The health commissioner says she expects recently adopted state guidance on return-to-work for essential personnel who are fully vaccinated and asymptomatic or have had their symptoms resolve without medication will help fill the gaps.
"We know vaccinated individuals shed less virus than people who are unvaccinated. There are a whole host of reasons to get vaccinated but probably the most important is people who are vaccinated are less sick," Bassett said.
She added that also applies to children, who are experiencing alarming increases of COVID hospitalization, especially in New York City. Bassett said earlier this week that none of the kids in the 5-to-11-year-old age group who are currently hospitalized in New York with the virus had been vaccinated, and just about a quarter of kids aged 12 to 17 currently hospitalized had been inoculated.
"That youngest age group, 5- to 11-year-olds who've been eligible for vaccination for about a month now, we still are seeing too few children vaccinated, something like 30% have gotten their first jab," Bassett said. "That's a number that we really need to see go up, we want people to protect their children."
A just-released CDC study found just 100 serious adverse events for 5-to-11-year-olds out of 8.7 million vaccine doses administered to date, which the agency says underscores the safety of the Pfizer shot and the heightened risk of not getting it.

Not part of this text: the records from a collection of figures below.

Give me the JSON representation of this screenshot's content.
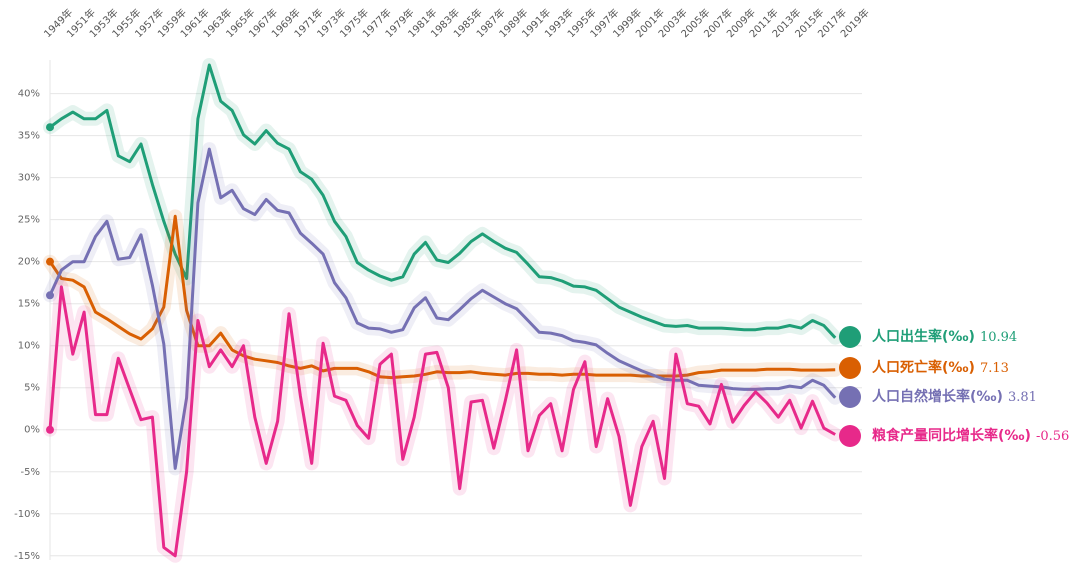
{
  "chart_data": {
    "type": "line",
    "categories": [
      "1949年",
      null,
      "1951年",
      null,
      "1953年",
      null,
      "1955年",
      null,
      "1957年",
      null,
      "1959年",
      null,
      "1961年",
      null,
      "1963年",
      null,
      "1965年",
      null,
      "1967年",
      null,
      "1969年",
      null,
      "1971年",
      null,
      "1973年",
      null,
      "1975年",
      null,
      "1977年",
      null,
      "1979年",
      null,
      "1981年",
      null,
      "1983年",
      null,
      "1985年",
      null,
      "1987年",
      null,
      "1989年",
      null,
      "1991年",
      null,
      "1993年",
      null,
      "1995年",
      null,
      "1997年",
      null,
      "1999年",
      null,
      "2001年",
      null,
      "2003年",
      null,
      "2005年",
      null,
      "2007年",
      null,
      "2009年",
      null,
      "2011年",
      null,
      "2013年",
      null,
      "2015年",
      null,
      "2017年",
      null,
      "2019年"
    ],
    "series": [
      {
        "name": "人口出生率(‰)",
        "color": "#1f9e77",
        "values": [
          36,
          37,
          37.8,
          37,
          37,
          38,
          32.6,
          31.9,
          34,
          29.2,
          24.8,
          20.9,
          18,
          37,
          43.4,
          39.1,
          38,
          35.1,
          34,
          35.6,
          34.1,
          33.4,
          30.7,
          29.8,
          27.9,
          24.8,
          23,
          19.9,
          19,
          18.3,
          17.8,
          18.2,
          20.9,
          22.3,
          20.2,
          19.9,
          21,
          22.4,
          23.3,
          22.4,
          21.6,
          21.1,
          19.7,
          18.2,
          18.1,
          17.7,
          17.1,
          17,
          16.6,
          15.6,
          14.6,
          14,
          13.4,
          12.9,
          12.4,
          12.3,
          12.4,
          12.1,
          12.1,
          12.1,
          12,
          11.9,
          11.9,
          12.1,
          12.1,
          12.4,
          12.1,
          13,
          12.4,
          10.94,
          null
        ]
      },
      {
        "name": "人口死亡率(‰)",
        "color": "#d95f02",
        "values": [
          20,
          18,
          17.8,
          17,
          14,
          13.2,
          12.3,
          11.4,
          10.8,
          12,
          14.6,
          25.4,
          14.2,
          10,
          10,
          11.5,
          9.5,
          8.8,
          8.4,
          8.2,
          8,
          7.6,
          7.3,
          7.6,
          7,
          7.3,
          7.3,
          7.3,
          6.9,
          6.3,
          6.2,
          6.3,
          6.4,
          6.6,
          6.9,
          6.8,
          6.8,
          6.9,
          6.7,
          6.6,
          6.5,
          6.7,
          6.7,
          6.6,
          6.6,
          6.5,
          6.6,
          6.6,
          6.5,
          6.5,
          6.5,
          6.5,
          6.4,
          6.4,
          6.4,
          6.4,
          6.5,
          6.8,
          6.9,
          7.1,
          7.1,
          7.1,
          7.1,
          7.2,
          7.2,
          7.2,
          7.1,
          7.1,
          7.1,
          7.13,
          null
        ]
      },
      {
        "name": "人口自然增长率(‰)",
        "color": "#7570b3",
        "values": [
          16,
          19,
          20,
          20,
          23,
          24.8,
          20.3,
          20.5,
          23.2,
          17.2,
          10.2,
          -4.6,
          3.8,
          27,
          33.4,
          27.6,
          28.5,
          26.3,
          25.6,
          27.4,
          26.1,
          25.8,
          23.4,
          22.2,
          20.9,
          17.5,
          15.7,
          12.7,
          12.1,
          12,
          11.6,
          11.9,
          14.5,
          15.7,
          13.3,
          13.1,
          14.3,
          15.6,
          16.6,
          15.8,
          15,
          14.4,
          13,
          11.6,
          11.5,
          11.2,
          10.6,
          10.4,
          10.1,
          9.1,
          8.2,
          7.6,
          7,
          6.5,
          6,
          5.9,
          5.9,
          5.3,
          5.2,
          5.1,
          4.9,
          4.8,
          4.8,
          4.9,
          4.9,
          5.2,
          5,
          5.9,
          5.3,
          3.81,
          null
        ]
      },
      {
        "name": "粮食产量同比增长率(‰)",
        "color": "#e7298a",
        "values": [
          0,
          17,
          9,
          14,
          1.8,
          1.8,
          8.5,
          4.8,
          1.2,
          1.5,
          -14,
          -15,
          -5,
          13,
          7.5,
          9.5,
          7.5,
          10,
          1.5,
          -4,
          1,
          13.8,
          4,
          -4,
          10.3,
          4,
          3.5,
          0.5,
          -1,
          7.8,
          9,
          -3.5,
          1.5,
          9,
          9.2,
          5,
          -7,
          3.3,
          3.5,
          -2.2,
          3.4,
          9.5,
          -2.5,
          1.7,
          3.1,
          -2.5,
          4.8,
          8.1,
          -2,
          3.7,
          -0.8,
          -9,
          -2,
          1,
          -5.8,
          9,
          3.1,
          2.8,
          0.7,
          5.4,
          0.9,
          2.9,
          4.5,
          3.2,
          1.5,
          3.5,
          0.2,
          3.4,
          0.2,
          -0.56,
          null
        ]
      }
    ],
    "ylim": [
      -15.5,
      44
    ],
    "yticks": [
      {
        "value": -15,
        "label": "-15%"
      },
      {
        "value": -10,
        "label": "-10%"
      },
      {
        "value": -5,
        "label": "-5%"
      },
      {
        "value": 0,
        "label": "0%"
      },
      {
        "value": 5,
        "label": "5%"
      },
      {
        "value": 10,
        "label": "10%"
      },
      {
        "value": 15,
        "label": "15%"
      },
      {
        "value": 20,
        "label": "20%"
      },
      {
        "value": 25,
        "label": "25%"
      },
      {
        "value": 30,
        "label": "30%"
      },
      {
        "value": 35,
        "label": "35%"
      },
      {
        "value": 40,
        "label": "40%"
      }
    ],
    "grid": true
  }
}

Statewide, just 17.3% of kids in that youngest-eligible group have completed their vaccine series, the latest data shows. Almost a third (64.4%) of children aged 12 to 17 are fully vaccinated. That compares with respective rates of 16.5% and 71% for those age groups in New York City, which has seen its child COVID hospitalizations quintuple over the last three weeks while state pediatric hospitalizations doubled.
The data are almost hard to fathom -- more than 22% of all COVID tests in the state came back positive Thursday, and in just the last seven days, about 1.7% of all New York residents have tested positive.

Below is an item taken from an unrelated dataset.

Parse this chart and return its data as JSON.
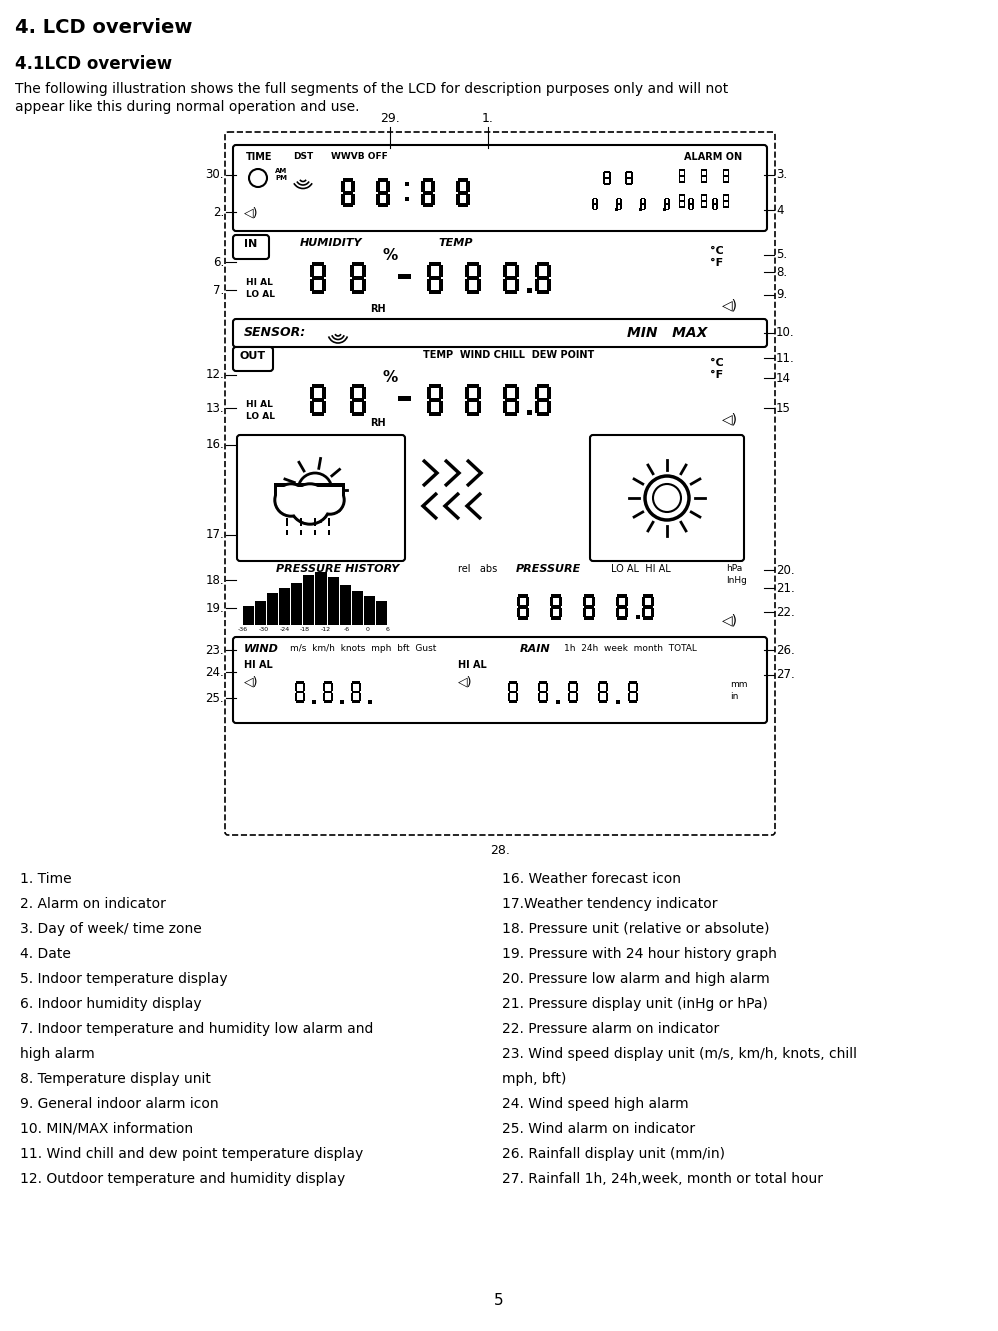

The omicron variant, the first local case of which was reported Dec. 2, accounted for 78% of genetically sequenced positive New York COVID samples uploaded to GISAID, the world's largest repository of COVID-19 sequences, over the last two weeks. That's up from 74.2% a day ago, 11.1% in the two-week period ending Dec. 18 and from 2.2% in the two-week period before that, state data shows.
CDC data for the latest two weeks says omicron could account for anywhere from 70% to 97% of current infections in the New York area for the week ending Dec. 25. Nationally, the prevalence is estimated to be as high as 74%, the agency says.
Ultimately, officials say vaccinations will quell the increases in hospitalizations and deaths associated with the omicron wave -- and those metrics are a much greater concern for them than infections alone. That's why they're urging calm at this time -- and pushing vaccinations and COVID boosters for those who have to get them.